To evaluate the usefulness of bronchoalveolar lavage in establishing the diagnosis of the fat embolism syndrome in trauma patients with long-bone fractures. Case series. Referral hospital. Eighteen trauma patients with long-bone fractures, including 5 with definite fat embolism syndrome, 5 in whom the diagnosis had been clinically suspected but was impossible to confirm or exclude before bronchoscopy, and 8 with no clinical evidence of the syndrome. Control groups included 9 patients without previous trauma who developed the adult respiratory distress syndrome for various reasons and 15 normal volunteers. Each patient had fiber-optic bronchoscopy with bronchoalveolar lavage, and the percentage of lavage cells containing intracellular fat droplets stained with oil red 0 were determined. In the five patients with definite fat embolism syndrome, light microscopic study of bronchoalveolar cells stained with oil red 0 showed many large intracellular fat droplets (mean percentage of cells containing fat droplets, 63%; range, 31% to 82%), whereas less than 2% of cells recovered by lavage from trauma patients with no clinical evidence of the syndrome, from patients with the adult respiratory distress syndrome, or from normal volunteers contained such inclusions.
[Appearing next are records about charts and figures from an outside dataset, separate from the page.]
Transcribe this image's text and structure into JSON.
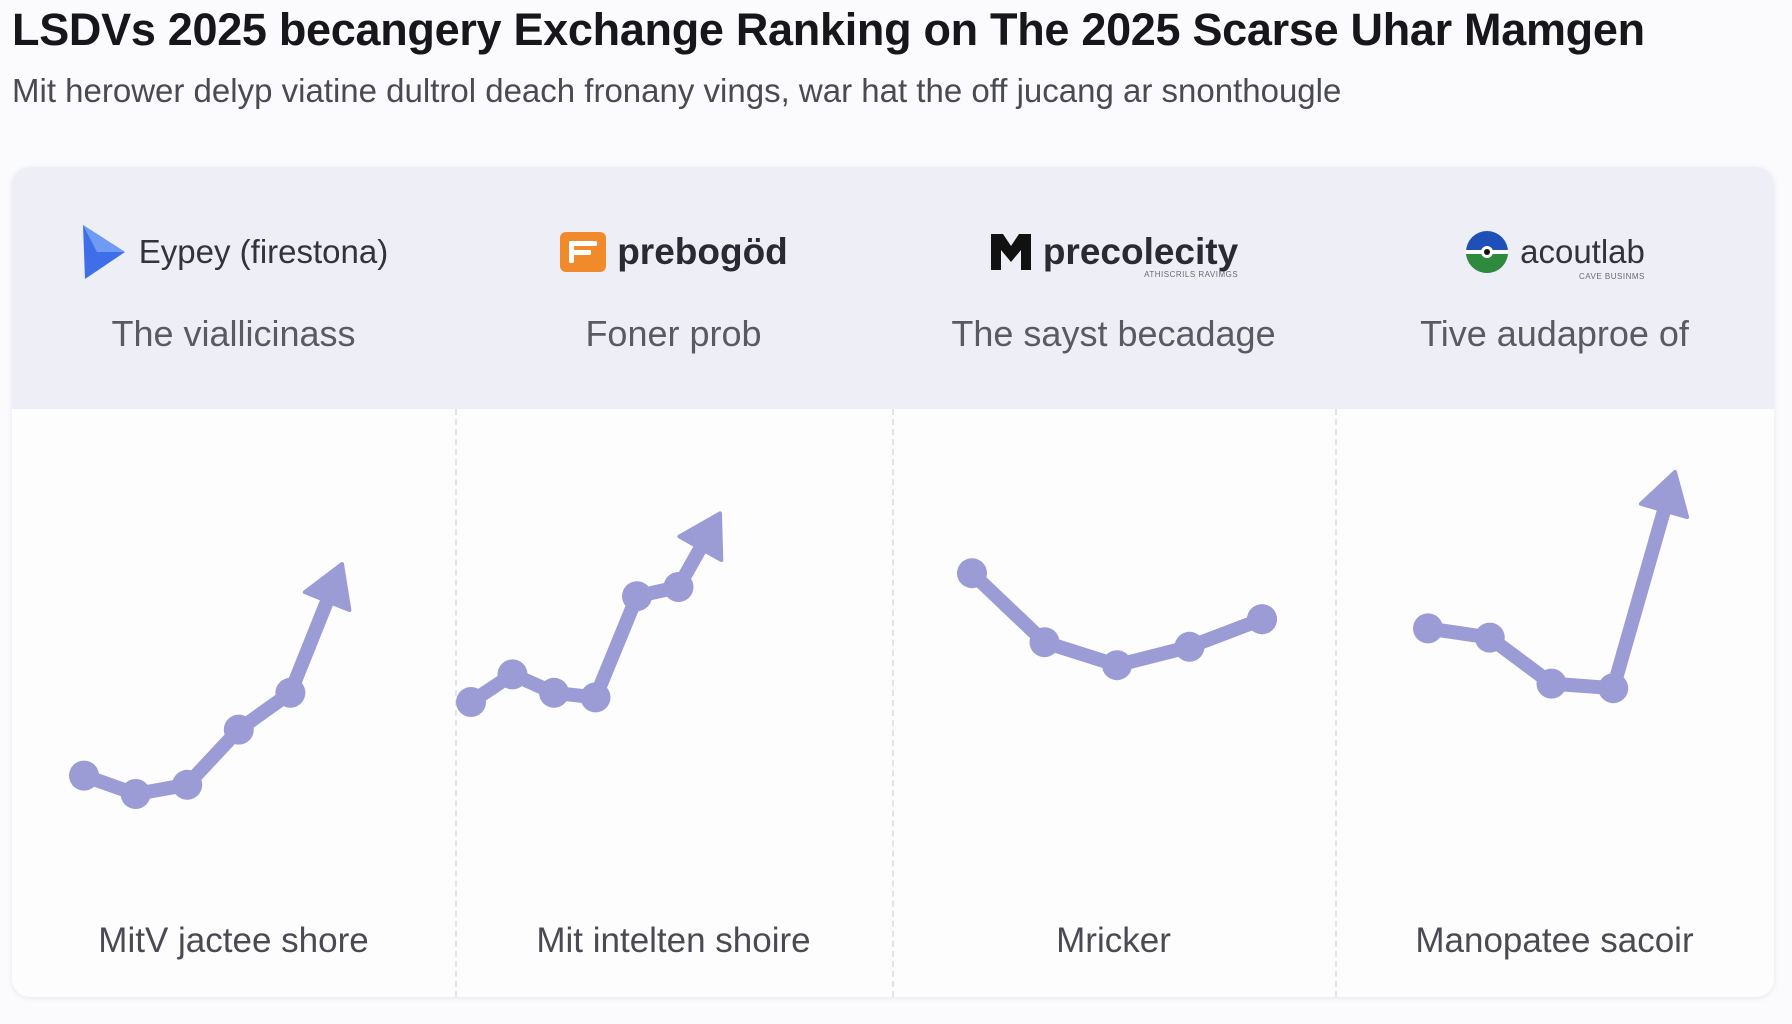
{
  "header": {
    "title": "LSDVs 2025 becangery Exchange Ranking on The 2025 Scarse Uhar Mamgen",
    "subtitle": "Mit herower delyp viatine dultrol deach fronany vings, war hat the off jucang ar snonthougle"
  },
  "colors": {
    "line": "#9b9bd6",
    "header_band": "#eeeef6",
    "logo1_play": "#3f6fe8",
    "logo2_orange": "#f08a2a",
    "logo3_dark": "#111111",
    "logo4_blue": "#1f4fb8",
    "logo4_green": "#2e8b3e"
  },
  "columns": [
    {
      "logo_icon": "play-triangle-icon",
      "logo_text": "Eypey (firestona)",
      "label": "The viallicinass",
      "footer": "MitV jactee shore"
    },
    {
      "logo_icon": "orange-square-f-icon",
      "logo_text": "prebogöd",
      "label": "Foner prob",
      "footer": "Mit intelten shoire"
    },
    {
      "logo_icon": "black-m-glyph-icon",
      "logo_text": "precolecity",
      "logo_subtext": "ATHISCRILS RAVIMGS",
      "label": "The sayst becadage",
      "footer": "Mricker"
    },
    {
      "logo_icon": "blue-green-circle-icon",
      "logo_text": "acoutlab",
      "logo_subtext": "CAVE BUSINMS",
      "label": "Tive audaproe of",
      "footer": "Manopatee sacoir"
    }
  ],
  "chart_data": [
    {
      "type": "line",
      "x": [
        1,
        2,
        3,
        4,
        5,
        6
      ],
      "y": [
        29,
        25,
        27,
        39,
        47,
        75
      ],
      "ylim": [
        0,
        100
      ],
      "arrow_end": true
    },
    {
      "type": "line",
      "x": [
        1,
        2,
        3,
        4,
        5,
        6,
        7
      ],
      "y": [
        45,
        51,
        47,
        46,
        68,
        70,
        86
      ],
      "ylim": [
        0,
        100
      ],
      "arrow_end": true
    },
    {
      "type": "line",
      "x": [
        1,
        2,
        3,
        4,
        5
      ],
      "y": [
        73,
        58,
        53,
        57,
        63
      ],
      "ylim": [
        0,
        100
      ],
      "arrow_end": false
    },
    {
      "type": "line",
      "x": [
        1,
        2,
        3,
        4,
        5
      ],
      "y": [
        61,
        59,
        49,
        48,
        95
      ],
      "ylim": [
        0,
        100
      ],
      "arrow_end": true
    }
  ]
}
Use of the same technique in the five patients with possible fat embolism syndrome permitted the immediate identification of three patients in whom this diagnosis was later confirmed by subsequent autopsy or clinical follow-up. The identification of fat droplets within cells recovered by bronchoalveolar lavage in trauma patients may be a rapid and specific method for establishing the diagnosis of the fat embolism syndrome.